Optimal Placement and Active Control Methods for Integrating Smart Material in Dynamic Suppression Structures

To simulate a lightweight structure with integrated actuators and sensors, two-dimensional finite elements are utilized. The study looks at the optimal location and active vibration control for a piezoelectric smart flexible structure. Intelligent applications are commonly used in engineering applications. In computational mechanics, selecting the ideal position for actuators to suppress oscillations is crucial. The structure oscillates due to dynamic disturbance, and active control is used to try to reduce the oscillation. Utilizing an LQR and H-infinity controller, optimization is carried out to determine the best controller weights, which will dampen the oscillation. Challenging issues arise in the design of control techniques for piezoelectric smart structures.
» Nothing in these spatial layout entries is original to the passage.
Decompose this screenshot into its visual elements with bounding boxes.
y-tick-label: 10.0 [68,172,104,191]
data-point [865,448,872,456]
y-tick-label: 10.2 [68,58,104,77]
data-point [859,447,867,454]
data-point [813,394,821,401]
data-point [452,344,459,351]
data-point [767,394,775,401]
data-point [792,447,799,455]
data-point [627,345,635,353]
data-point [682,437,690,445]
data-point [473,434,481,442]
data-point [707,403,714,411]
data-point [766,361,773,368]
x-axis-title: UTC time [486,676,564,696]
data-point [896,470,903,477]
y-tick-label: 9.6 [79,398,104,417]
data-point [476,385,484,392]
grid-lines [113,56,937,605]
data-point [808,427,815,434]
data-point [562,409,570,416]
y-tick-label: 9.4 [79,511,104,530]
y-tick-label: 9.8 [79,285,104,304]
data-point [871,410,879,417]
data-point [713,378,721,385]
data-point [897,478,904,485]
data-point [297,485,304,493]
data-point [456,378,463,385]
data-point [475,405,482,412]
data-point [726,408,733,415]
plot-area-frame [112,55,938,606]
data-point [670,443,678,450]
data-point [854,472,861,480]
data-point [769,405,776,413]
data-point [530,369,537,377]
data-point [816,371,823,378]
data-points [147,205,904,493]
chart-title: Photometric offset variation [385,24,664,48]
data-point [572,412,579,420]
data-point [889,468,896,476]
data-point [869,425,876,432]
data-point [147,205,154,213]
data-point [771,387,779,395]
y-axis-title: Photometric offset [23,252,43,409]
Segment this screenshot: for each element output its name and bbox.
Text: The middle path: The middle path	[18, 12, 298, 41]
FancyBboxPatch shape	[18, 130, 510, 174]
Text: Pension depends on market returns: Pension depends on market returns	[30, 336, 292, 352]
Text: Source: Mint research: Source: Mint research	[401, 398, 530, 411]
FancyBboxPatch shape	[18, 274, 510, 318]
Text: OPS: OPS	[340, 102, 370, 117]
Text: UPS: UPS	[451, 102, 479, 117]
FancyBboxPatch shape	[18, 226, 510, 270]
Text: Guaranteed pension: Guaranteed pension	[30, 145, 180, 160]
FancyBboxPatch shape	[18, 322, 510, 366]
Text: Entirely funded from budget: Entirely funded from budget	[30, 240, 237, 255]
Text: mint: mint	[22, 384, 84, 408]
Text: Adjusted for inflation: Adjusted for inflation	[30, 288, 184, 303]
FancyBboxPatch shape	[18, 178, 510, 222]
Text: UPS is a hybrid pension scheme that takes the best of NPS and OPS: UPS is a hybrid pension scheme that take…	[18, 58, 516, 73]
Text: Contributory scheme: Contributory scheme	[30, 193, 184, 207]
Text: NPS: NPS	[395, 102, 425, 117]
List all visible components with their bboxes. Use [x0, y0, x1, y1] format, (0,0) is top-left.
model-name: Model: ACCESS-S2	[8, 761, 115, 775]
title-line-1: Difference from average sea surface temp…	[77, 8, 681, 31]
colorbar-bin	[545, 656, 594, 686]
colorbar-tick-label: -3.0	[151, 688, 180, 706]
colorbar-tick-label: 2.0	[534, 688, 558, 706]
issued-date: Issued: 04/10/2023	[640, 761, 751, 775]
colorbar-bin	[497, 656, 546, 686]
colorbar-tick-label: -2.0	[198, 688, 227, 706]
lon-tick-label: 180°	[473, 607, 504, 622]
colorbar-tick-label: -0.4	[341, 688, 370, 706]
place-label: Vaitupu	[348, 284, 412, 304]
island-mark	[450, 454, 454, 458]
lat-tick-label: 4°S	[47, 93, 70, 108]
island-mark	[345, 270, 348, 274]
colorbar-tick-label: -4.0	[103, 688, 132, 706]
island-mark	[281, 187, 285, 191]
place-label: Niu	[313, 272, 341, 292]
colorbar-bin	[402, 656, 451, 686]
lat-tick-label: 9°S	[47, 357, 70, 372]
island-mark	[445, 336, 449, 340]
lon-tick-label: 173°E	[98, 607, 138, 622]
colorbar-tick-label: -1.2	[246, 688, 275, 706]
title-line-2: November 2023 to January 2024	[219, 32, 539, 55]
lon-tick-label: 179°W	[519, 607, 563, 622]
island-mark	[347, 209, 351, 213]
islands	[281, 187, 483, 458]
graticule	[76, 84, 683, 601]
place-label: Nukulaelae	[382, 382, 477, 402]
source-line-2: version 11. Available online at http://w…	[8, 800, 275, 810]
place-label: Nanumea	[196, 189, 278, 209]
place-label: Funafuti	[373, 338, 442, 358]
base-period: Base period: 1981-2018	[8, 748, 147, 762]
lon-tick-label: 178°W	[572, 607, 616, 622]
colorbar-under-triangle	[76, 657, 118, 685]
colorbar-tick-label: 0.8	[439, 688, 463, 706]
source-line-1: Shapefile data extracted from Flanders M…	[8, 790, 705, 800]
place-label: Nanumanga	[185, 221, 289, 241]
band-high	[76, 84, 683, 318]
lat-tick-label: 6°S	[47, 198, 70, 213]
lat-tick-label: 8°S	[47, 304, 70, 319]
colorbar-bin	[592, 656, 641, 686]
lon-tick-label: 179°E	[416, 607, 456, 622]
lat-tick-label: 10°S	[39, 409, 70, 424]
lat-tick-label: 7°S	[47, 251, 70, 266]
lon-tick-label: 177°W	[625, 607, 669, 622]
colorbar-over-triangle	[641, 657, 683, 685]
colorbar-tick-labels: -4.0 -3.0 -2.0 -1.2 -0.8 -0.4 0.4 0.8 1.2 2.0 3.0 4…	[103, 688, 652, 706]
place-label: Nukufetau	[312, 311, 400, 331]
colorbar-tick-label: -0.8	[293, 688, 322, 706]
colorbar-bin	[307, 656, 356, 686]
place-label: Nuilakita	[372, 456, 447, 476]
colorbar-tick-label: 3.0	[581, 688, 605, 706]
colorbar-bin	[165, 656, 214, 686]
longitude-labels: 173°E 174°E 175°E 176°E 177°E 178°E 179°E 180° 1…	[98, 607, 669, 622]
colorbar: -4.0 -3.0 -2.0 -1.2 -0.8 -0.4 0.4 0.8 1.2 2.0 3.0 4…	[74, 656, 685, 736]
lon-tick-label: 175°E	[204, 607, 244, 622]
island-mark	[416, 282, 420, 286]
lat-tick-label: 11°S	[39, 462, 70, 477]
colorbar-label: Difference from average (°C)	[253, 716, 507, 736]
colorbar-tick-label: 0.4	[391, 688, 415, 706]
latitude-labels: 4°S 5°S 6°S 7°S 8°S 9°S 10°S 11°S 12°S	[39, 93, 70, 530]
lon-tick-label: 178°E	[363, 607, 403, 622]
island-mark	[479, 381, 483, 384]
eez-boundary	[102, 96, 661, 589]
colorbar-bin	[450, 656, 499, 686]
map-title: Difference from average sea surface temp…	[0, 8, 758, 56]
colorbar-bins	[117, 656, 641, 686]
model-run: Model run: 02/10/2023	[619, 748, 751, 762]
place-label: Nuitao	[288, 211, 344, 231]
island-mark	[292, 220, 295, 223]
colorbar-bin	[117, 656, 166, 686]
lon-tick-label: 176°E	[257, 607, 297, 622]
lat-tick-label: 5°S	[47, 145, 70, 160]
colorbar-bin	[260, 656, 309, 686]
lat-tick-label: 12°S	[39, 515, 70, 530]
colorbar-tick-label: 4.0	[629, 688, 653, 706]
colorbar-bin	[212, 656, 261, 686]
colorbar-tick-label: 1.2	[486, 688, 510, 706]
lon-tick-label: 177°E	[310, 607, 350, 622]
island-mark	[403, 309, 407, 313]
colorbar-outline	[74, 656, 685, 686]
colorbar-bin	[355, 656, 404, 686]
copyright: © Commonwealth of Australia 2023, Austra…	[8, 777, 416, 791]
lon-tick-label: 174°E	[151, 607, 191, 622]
Piezoelectric materials have been investigated for use in distributed parameter systems (for example airplane wings, intelligent bridges, etc.) to provide active control efficiently and affordably. Still, no full suppression of the oscillation with this approach has been achieved so far. The controller's order is then decreased using optimization techniques. Piezoelectric actuators are positioned optimally according to an enhanced optimization method. The outcomes demonstrate that the actuator optimization strategies used in the piezoelectric smart single flexible manipulator system have increased observability in addition to good vibration suppression results.